Título original: Jackass: best and last // Origen: EE.UU. // Dirección: Jeff Tremaine // Intérpretes: Johnny Knoxville, Steve-O, Chris Pontius, Jason «Wee Man» Acuña, Preston Lacy, Dave England, Ehren McGhehey, Bam Margera, Ryan Dunn, Davon Wilson // Fotografía: Chris Darnell, Dimitry Elyashkevich // Montaje: Jeff Buchanan, Ian Kornbluth, Matthew Kosinski, Matthew Probst // Música: Greg Danylyshyn, Ben Hochstein, Derek Syverud // Duración: 92 minutos // Año: 2026
8 puntos
LA ÚLTIMA TONTERÍA
Por Marcos Ojea
Un cuarto de siglo después de su primera emisión por MTV, Jackass llega a su fin. Vemos llegar a sus involucrados por la puerta grande, la pantalla de cine, como ya lo hicieron cuatro o cinco veces en el pasado. Están más viejos (Johnny Knoxville, full Pettinato, tiene el pelo blanco), pero nosotros también lo estamos. Si miramos el camino recorrido, resulta asombroso: un grupo de amigos se graba haciendo locuras, peligrosas y dolorosas, y eso se convierte en un programa de televisión de tres temporadas, que se instala como icono cultural y síntesis del espíritu de una época. Los 2000, con la música, la ropa, los skates, y la comedia más descerebrada y hormonal imponiendo su presencia. Tiene total sentido que esta nueva película, tantos años después, empiece con un archivo histórico, el video donde todo comenzó, con un jovencísimo Knoxville pegándose un tiro en el abdomen.
¿Qué tiene para decirnos Jackass hoy? Hay varias lecturas posibles. Una, que pensé antes pero después alguien la pensó mejor en un post de Instagram, es la del antecedente: Knoxville, Steve-O, Chris Pontius, Bam Margera, Ryan Dunn, Steve England, Ehren McGhehey, Jason “Wee Man” Acuña y Preston Lacy son la primera tribu de “bros” filmada antes de las redes sociales. Una hermandad de idiotas dispuestos a exponer sus cuerpos siempre un poco más, con la diversión como base y destino. Hoy es fácil encontrar videos de gente haciendo estupideces, pero el sentido de camaradería fue perdiendo terreno en favor de la individualidad. Nos reímos solos, sentados en el inodoro con el celular, pero ya no nos sentimos parte de algo. Y aunque seguro sigan emergiendo grupos de amigos inclinados a romperse la cabeza delante de una cámara, la velocidad del presente y la forma de consumo lo reducen todo al instante y al descarte.

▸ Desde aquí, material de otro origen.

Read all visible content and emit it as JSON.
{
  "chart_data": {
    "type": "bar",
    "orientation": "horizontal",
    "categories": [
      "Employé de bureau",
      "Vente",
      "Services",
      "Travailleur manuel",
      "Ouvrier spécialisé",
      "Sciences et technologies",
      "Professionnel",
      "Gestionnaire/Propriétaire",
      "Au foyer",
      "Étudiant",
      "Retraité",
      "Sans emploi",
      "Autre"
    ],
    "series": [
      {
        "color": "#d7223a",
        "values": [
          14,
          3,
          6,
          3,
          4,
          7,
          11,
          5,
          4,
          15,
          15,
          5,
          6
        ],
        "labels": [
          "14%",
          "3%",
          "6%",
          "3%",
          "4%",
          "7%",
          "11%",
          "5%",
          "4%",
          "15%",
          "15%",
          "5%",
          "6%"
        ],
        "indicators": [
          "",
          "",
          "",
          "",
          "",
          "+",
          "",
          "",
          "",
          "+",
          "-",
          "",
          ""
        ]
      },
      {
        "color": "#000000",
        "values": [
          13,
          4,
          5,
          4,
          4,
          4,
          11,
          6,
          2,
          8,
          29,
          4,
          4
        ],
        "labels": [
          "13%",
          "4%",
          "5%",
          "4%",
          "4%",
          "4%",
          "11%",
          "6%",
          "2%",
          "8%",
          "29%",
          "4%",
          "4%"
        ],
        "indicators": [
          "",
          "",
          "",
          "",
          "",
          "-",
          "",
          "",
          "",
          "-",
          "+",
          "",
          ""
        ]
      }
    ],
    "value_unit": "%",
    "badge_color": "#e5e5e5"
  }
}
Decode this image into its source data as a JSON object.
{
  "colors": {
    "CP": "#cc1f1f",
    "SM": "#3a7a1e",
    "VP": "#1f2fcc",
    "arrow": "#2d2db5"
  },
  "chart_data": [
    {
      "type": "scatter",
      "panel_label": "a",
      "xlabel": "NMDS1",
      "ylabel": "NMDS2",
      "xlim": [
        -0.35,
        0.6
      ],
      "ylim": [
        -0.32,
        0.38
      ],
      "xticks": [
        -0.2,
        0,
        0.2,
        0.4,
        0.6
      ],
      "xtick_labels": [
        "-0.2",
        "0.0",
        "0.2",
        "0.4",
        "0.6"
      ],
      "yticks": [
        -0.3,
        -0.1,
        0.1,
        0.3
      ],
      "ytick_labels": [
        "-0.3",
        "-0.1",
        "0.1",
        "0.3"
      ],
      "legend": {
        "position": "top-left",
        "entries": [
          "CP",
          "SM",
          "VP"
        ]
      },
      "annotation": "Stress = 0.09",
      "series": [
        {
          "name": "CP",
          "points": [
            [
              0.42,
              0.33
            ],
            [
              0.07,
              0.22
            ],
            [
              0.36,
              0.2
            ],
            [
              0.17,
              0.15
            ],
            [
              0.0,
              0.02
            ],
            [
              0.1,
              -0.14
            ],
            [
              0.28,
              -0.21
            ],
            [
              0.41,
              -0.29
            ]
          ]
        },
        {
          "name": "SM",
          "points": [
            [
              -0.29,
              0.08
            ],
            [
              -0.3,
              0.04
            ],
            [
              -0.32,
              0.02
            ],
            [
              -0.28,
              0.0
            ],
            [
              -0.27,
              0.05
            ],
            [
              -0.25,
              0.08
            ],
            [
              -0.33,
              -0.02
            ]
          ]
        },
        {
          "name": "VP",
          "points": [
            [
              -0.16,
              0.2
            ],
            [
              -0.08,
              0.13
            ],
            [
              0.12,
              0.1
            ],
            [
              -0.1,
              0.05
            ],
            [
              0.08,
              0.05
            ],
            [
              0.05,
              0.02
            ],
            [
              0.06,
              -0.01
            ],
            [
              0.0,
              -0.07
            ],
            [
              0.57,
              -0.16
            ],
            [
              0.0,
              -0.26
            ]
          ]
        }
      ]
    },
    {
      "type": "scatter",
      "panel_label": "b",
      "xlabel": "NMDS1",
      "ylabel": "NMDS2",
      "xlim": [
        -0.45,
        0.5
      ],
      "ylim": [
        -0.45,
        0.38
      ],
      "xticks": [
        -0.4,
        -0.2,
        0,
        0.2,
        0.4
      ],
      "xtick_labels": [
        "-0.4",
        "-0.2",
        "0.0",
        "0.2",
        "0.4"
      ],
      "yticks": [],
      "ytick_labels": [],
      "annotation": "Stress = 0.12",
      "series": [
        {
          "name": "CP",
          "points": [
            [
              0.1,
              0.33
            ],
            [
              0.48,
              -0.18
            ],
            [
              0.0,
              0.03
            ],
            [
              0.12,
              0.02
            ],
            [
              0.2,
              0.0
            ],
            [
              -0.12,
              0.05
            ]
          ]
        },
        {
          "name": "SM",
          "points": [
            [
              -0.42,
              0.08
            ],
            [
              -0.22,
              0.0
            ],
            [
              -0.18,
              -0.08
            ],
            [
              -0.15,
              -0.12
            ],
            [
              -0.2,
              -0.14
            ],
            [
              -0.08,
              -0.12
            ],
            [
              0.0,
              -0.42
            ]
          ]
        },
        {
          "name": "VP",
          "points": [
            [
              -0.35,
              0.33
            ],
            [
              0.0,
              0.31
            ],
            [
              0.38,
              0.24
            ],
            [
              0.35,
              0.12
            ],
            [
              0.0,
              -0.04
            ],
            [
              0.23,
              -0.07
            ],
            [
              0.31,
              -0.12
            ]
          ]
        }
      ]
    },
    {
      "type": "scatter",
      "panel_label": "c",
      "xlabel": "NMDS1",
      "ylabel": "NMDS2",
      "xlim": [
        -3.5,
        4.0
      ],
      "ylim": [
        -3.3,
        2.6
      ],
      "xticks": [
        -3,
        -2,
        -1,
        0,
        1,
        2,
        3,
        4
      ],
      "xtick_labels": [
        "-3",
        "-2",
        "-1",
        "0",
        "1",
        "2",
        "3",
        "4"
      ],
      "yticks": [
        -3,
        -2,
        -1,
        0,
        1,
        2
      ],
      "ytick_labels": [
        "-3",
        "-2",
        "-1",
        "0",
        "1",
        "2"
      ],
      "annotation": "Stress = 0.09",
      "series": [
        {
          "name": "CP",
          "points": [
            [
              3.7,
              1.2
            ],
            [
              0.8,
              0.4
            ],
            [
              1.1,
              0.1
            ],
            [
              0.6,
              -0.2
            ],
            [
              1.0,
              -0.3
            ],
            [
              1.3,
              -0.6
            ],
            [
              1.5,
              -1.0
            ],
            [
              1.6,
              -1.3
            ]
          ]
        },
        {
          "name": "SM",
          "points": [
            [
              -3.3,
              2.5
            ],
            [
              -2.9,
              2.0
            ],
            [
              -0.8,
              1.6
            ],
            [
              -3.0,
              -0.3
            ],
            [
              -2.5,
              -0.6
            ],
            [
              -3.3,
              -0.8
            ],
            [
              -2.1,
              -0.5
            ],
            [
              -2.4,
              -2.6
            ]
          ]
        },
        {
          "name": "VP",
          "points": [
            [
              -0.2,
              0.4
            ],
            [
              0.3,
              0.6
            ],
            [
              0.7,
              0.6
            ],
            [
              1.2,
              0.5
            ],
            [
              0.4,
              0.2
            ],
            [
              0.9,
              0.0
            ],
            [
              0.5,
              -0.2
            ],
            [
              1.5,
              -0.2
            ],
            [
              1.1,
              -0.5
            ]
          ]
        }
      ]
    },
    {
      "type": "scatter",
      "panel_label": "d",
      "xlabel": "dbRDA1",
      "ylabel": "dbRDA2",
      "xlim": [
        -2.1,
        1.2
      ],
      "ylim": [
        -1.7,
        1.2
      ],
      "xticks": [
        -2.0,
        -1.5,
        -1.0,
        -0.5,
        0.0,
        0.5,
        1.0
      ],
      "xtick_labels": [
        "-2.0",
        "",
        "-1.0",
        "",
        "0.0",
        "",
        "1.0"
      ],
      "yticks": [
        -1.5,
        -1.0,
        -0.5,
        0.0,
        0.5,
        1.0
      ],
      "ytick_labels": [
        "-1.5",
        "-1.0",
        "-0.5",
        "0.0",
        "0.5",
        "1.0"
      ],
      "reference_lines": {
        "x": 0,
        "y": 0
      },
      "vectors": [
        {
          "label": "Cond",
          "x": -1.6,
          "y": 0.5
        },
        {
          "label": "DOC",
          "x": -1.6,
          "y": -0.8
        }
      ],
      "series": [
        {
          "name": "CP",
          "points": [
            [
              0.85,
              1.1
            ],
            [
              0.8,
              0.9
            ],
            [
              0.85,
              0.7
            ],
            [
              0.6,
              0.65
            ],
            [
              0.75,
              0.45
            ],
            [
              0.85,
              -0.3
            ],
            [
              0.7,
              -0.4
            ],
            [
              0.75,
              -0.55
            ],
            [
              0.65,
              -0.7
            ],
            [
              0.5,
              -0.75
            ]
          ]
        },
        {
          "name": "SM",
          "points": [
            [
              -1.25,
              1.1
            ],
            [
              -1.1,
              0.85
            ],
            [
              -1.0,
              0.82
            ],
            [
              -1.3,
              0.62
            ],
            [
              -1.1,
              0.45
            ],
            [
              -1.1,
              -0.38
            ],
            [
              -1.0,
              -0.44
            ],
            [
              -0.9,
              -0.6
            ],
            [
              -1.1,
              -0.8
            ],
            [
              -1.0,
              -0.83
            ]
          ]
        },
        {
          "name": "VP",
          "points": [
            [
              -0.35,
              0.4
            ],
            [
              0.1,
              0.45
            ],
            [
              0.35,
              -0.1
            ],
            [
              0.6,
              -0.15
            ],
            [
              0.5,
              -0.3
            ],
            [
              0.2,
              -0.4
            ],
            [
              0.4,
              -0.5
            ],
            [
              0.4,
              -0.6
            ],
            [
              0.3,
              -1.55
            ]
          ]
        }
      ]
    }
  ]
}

Ante tanta frivolidad e impostura, ante tanta necesidad de reconocimiento constante y efímero, lo mejor que tiene para ofrecer Jackass es su autenticidad. No buscan inventar nada nuevo, ni interpelar al presente con alguna reflexión (aunque algunas, por primera vez, se cuelan entre broma y broma). Hacen lo suyo con entusiasmo y vocación, como si todavía tuvieran veinte años, y en esa negativa a crecer aparece la magia. Los segmentos se suceden de forma hipnótica, algunos menos logrados, otros reciclados sin vergüenza, pero todos llevados a cabo con la misma pasión. La estupidez, por fortuna, está intacta, y lo que vemos se parece a esas despedidas de las estrellas de rock, que quizás ya no pueden cantar como antes, pero saben que se deben a su público. Y, sobre todo, se deben a ellos mismos.
Cuando algún miembro está por hacer su reto, digamos, Steve-O rebotando a metros de altura en un baño químico lleno de mierda, o Johnny Knoxville embestido ferozmente por un toro, los demás están ahí. Para estallar de risa, para arengar, para ir a socorrer, o incluso para seguir martirizando al involucrado. El sentido de pertenencia, de comunidad, de amistad, es lo que hace que todo valga la pena. Aunque en los últimos años hayan incluido a Rachel Wolfson, el concepto de Jackass es inevitablemente masculino, casi como una radiografía del género (y más en Estados Unidos). Como hombres que son, no se muestran sensibles en pantalla, pero uno sabe que, con la idea del final, la emoción se impone. En las entrevistas, a Knoxville se le escapan las lágrimas. En los créditos, alguien dice “extraño a Dunn”, y luego aparece escrito con total claridad: “Ryan Dunn forever”. Nosotros podemos decir “Jackass forever”, aunque la película anterior se llame así, y esta sea la última y nos vamos.